Abstract

315 Background: Palliative care has been associated with improved overall survival (OS), but limited data exist in metastatic esophageal cancer (mEC). We investigated the impact of palliative care in patients with mEC who declined chemotherapy (CTX). Methods: The National Cancer Database was used to identify patients between 2004-2015. Patients with M1 disease who declined CTX and had known palliative care status (surgery, radiotherapy [RT], pain management, or any combination of) were included. Cases with unknown CTX, RT, or nonprimary surgery status were excluded. Kaplan-Meier estimates of OS were calculated.
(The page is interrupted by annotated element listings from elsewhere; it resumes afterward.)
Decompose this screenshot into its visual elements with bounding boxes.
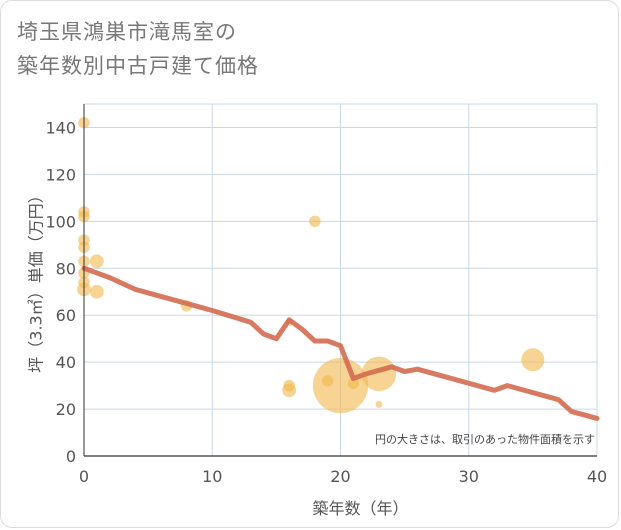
y-tick-label: 140 xyxy=(45,118,76,137)
y-tick-label: 20 xyxy=(56,400,76,419)
y-tick-label: 40 xyxy=(56,353,76,372)
trend-line xyxy=(81,265,600,421)
axes: 0 20 40 60 80 100 120 140 0 10 20 30 40 xyxy=(45,104,607,486)
y-axis-title: 坪（3.3㎡）単価（万円） xyxy=(27,187,46,372)
y-tick-label: 100 xyxy=(45,212,76,231)
bubble-point xyxy=(312,358,369,414)
y-tick-label: 80 xyxy=(56,259,76,278)
x-axis-title: 築年数（年） xyxy=(312,499,408,518)
bubble-point xyxy=(309,215,321,228)
bubble-point xyxy=(521,348,545,372)
bubble-point xyxy=(89,284,104,299)
x-tick-label: 20 xyxy=(330,467,350,486)
bubbles xyxy=(77,117,545,414)
title-line-1: 埼玉県鴻巣市滝馬室の xyxy=(17,20,237,44)
y-tick-label: 0 xyxy=(66,447,76,466)
title-line-2: 築年数別中古戸建て価格 xyxy=(17,54,259,78)
x-tick-label: 10 xyxy=(202,467,222,486)
chart-title: 埼玉県鴻巣市滝馬室の 築年数別中古戸建て価格 xyxy=(17,15,259,83)
y-tick-label: 120 xyxy=(45,165,76,184)
bubble-point xyxy=(89,254,104,269)
bubble-point xyxy=(361,356,397,392)
bubble-point xyxy=(282,383,297,398)
y-tick-label: 60 xyxy=(56,306,76,325)
size-note: 円の大きさは、取引のあった物件面積を示す xyxy=(375,432,595,446)
x-tick-label: 0 xyxy=(79,467,89,486)
trend-line-group xyxy=(81,265,600,421)
x-tick-label: 30 xyxy=(459,467,479,486)
bubble-point xyxy=(347,377,360,390)
bubble-point xyxy=(375,400,383,408)
x-tick-label: 40 xyxy=(587,467,607,486)
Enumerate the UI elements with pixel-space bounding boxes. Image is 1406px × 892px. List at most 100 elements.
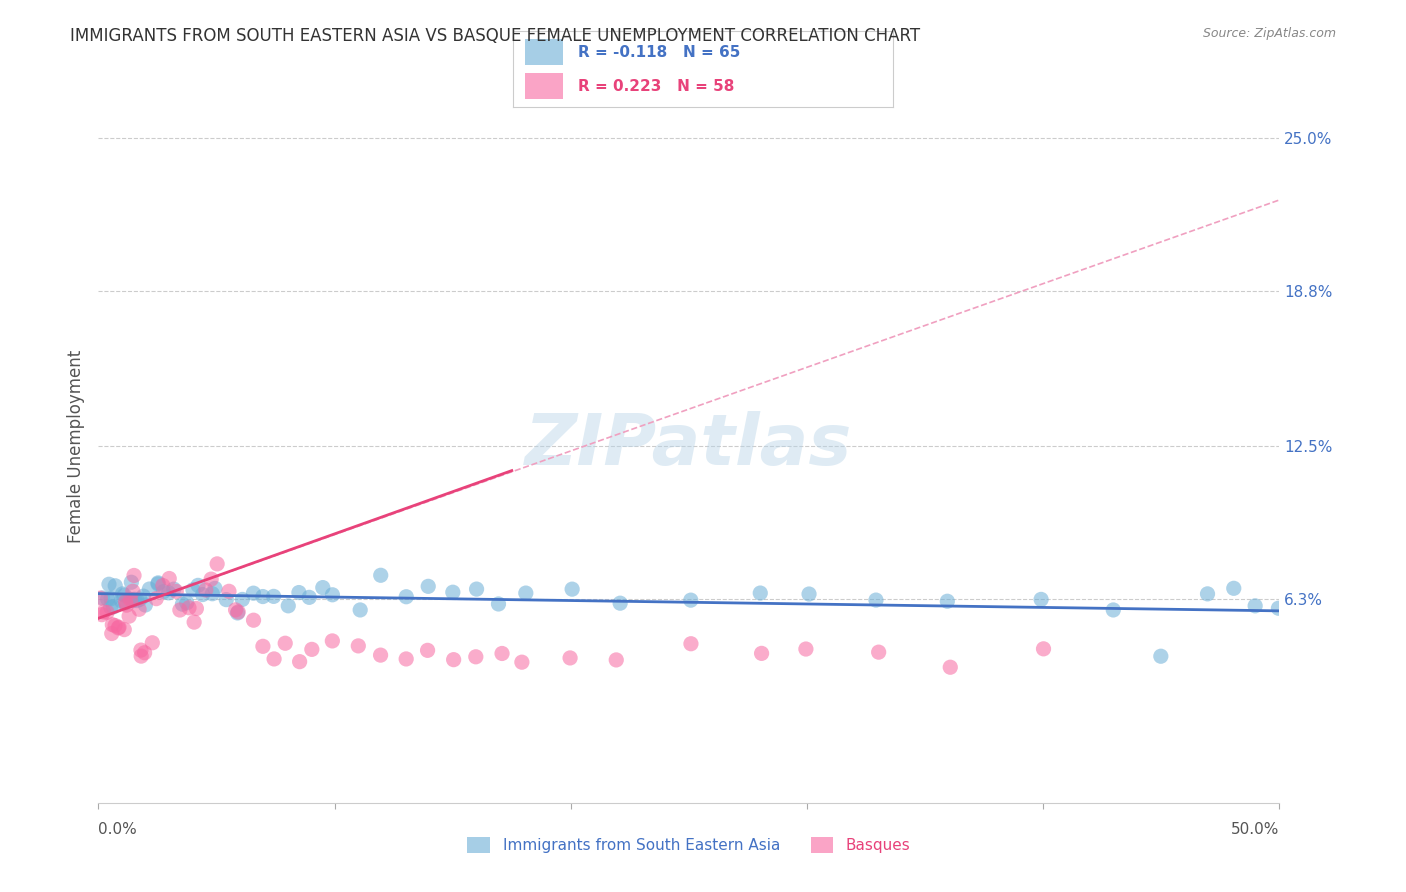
Point: [347, 639, 370, 653]
Point: [134, 646, 156, 660]
Point: [312, 581, 335, 595]
Point: [1267, 601, 1289, 615]
Point: [609, 596, 631, 610]
Bar: [524, 73, 562, 99]
Point: [226, 605, 249, 619]
Point: [277, 599, 299, 613]
Point: [121, 593, 143, 607]
Point: [1032, 641, 1054, 656]
Point: [163, 582, 186, 596]
Point: [165, 584, 187, 599]
Point: [115, 598, 138, 612]
Point: [321, 588, 343, 602]
Point: [169, 603, 191, 617]
Point: [152, 578, 174, 592]
Point: [97, 577, 120, 591]
Point: [104, 618, 127, 632]
Point: [104, 579, 127, 593]
Point: [120, 575, 142, 590]
Text: 50.0%: 50.0%: [1232, 822, 1279, 838]
Point: [114, 588, 136, 602]
Point: [1102, 603, 1125, 617]
Text: ZIPatlas: ZIPatlas: [526, 411, 852, 481]
Point: [252, 640, 274, 654]
Point: [558, 651, 581, 665]
Point: [321, 634, 343, 648]
Point: [172, 597, 194, 611]
Point: [488, 597, 510, 611]
Point: [464, 649, 486, 664]
Point: [200, 572, 222, 586]
Point: [186, 601, 208, 615]
Point: [370, 648, 392, 662]
Point: [274, 636, 297, 650]
Point: [242, 586, 264, 600]
Point: [157, 572, 180, 586]
Point: [418, 579, 440, 593]
Point: [605, 653, 627, 667]
Point: [191, 588, 214, 602]
Point: [141, 636, 163, 650]
Point: [395, 590, 418, 604]
Point: [89, 591, 111, 606]
Point: [218, 584, 240, 599]
Point: [120, 592, 142, 607]
Point: [118, 609, 141, 624]
Point: [225, 603, 247, 617]
Point: [101, 617, 124, 632]
Point: [298, 591, 321, 605]
Point: [177, 600, 200, 615]
Point: [145, 591, 167, 606]
Point: [100, 591, 122, 606]
Point: [215, 592, 238, 607]
Point: [231, 592, 253, 607]
Point: [465, 582, 488, 596]
Point: [138, 582, 160, 596]
Point: [121, 584, 143, 599]
Point: [110, 594, 132, 608]
Point: [152, 584, 174, 599]
Point: [1197, 587, 1219, 601]
Point: [491, 647, 513, 661]
Point: [939, 660, 962, 674]
Point: [263, 590, 285, 604]
Point: [1223, 582, 1246, 596]
Point: [751, 646, 773, 660]
Point: [865, 593, 887, 607]
Point: [108, 620, 131, 634]
Point: [146, 577, 169, 591]
Point: [301, 642, 323, 657]
Point: [794, 642, 817, 657]
Text: 0.0%: 0.0%: [98, 822, 138, 838]
Point: [103, 599, 125, 614]
Point: [132, 589, 155, 603]
Point: [134, 598, 156, 612]
Legend: Immigrants from South Eastern Asia, Basques: Immigrants from South Eastern Asia, Basq…: [461, 831, 917, 859]
Bar: [524, 38, 562, 65]
Point: [128, 602, 150, 616]
Point: [679, 637, 702, 651]
Point: [1244, 599, 1267, 613]
Point: [183, 615, 205, 629]
Point: [1029, 592, 1052, 607]
Point: [93, 605, 115, 619]
Point: [90, 607, 112, 622]
Point: [181, 582, 204, 597]
Point: [107, 621, 129, 635]
Point: [1150, 649, 1173, 664]
Point: [242, 613, 264, 627]
Text: Source: ZipAtlas.com: Source: ZipAtlas.com: [1202, 27, 1336, 40]
Point: [515, 586, 537, 600]
Point: [349, 603, 371, 617]
Point: [194, 582, 217, 597]
Point: [441, 585, 464, 599]
Point: [100, 600, 122, 615]
Point: [868, 645, 890, 659]
Text: IMMIGRANTS FROM SOUTH EASTERN ASIA VS BASQUE FEMALE UNEMPLOYMENT CORRELATION CHA: IMMIGRANTS FROM SOUTH EASTERN ASIA VS BA…: [70, 27, 921, 45]
Point: [263, 652, 285, 666]
Point: [443, 653, 465, 667]
Text: R = 0.223   N = 58: R = 0.223 N = 58: [578, 79, 734, 94]
Point: [370, 568, 392, 582]
Point: [124, 592, 146, 607]
Point: [122, 568, 145, 582]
Univariable and multivariable Cox regressions were performed. Results: Among 140,234 EC cases, we identified 1,493 patients who declined CTX and had complete data. Median age was 70 years, most (66.3%) had a Charlson Comorbidity Index (CCI) of 0, and 37.1% were treated at an academic center. Most (72.7%) did not receive palliative care. Median OS was 2.53 months (mos), with no statistically significant difference in median OS between those receiving palliative care (2.83 mos, 95% confidence interval [CI] 2.53-3.12) vs. no palliative care (2.37 mos, 2.2-2.56; p = 0.288). On univariable analysis, treatment at an academic center (hazard ratio [HR] 0.90, 0.80-1.00) and CCI ≥2 (HR 1.20, 1.00-1.42) were predictive of OS (p < 0.05). On multivariable analysis, male sex (HR 1.23, 1.08-1.40), South geographic region (HR 1.23, 1.04-1.46), CCI of 1 (HR 1.17, 1.03-1.32), higher grade (HR 1.21, 1.07-1.38), and higher T stage (HR 1.39, 1.12-1.73) were associated with poor OS (p < 0.05). Conclusions: Palliative care conferred a numerically higher, but not statistically significant difference in OS among patients with mEC declining CTX. Quality of life metrics, inpatient status, and subgroup analyses are important for examining the role of palliative care in mEC and future studies are warranted.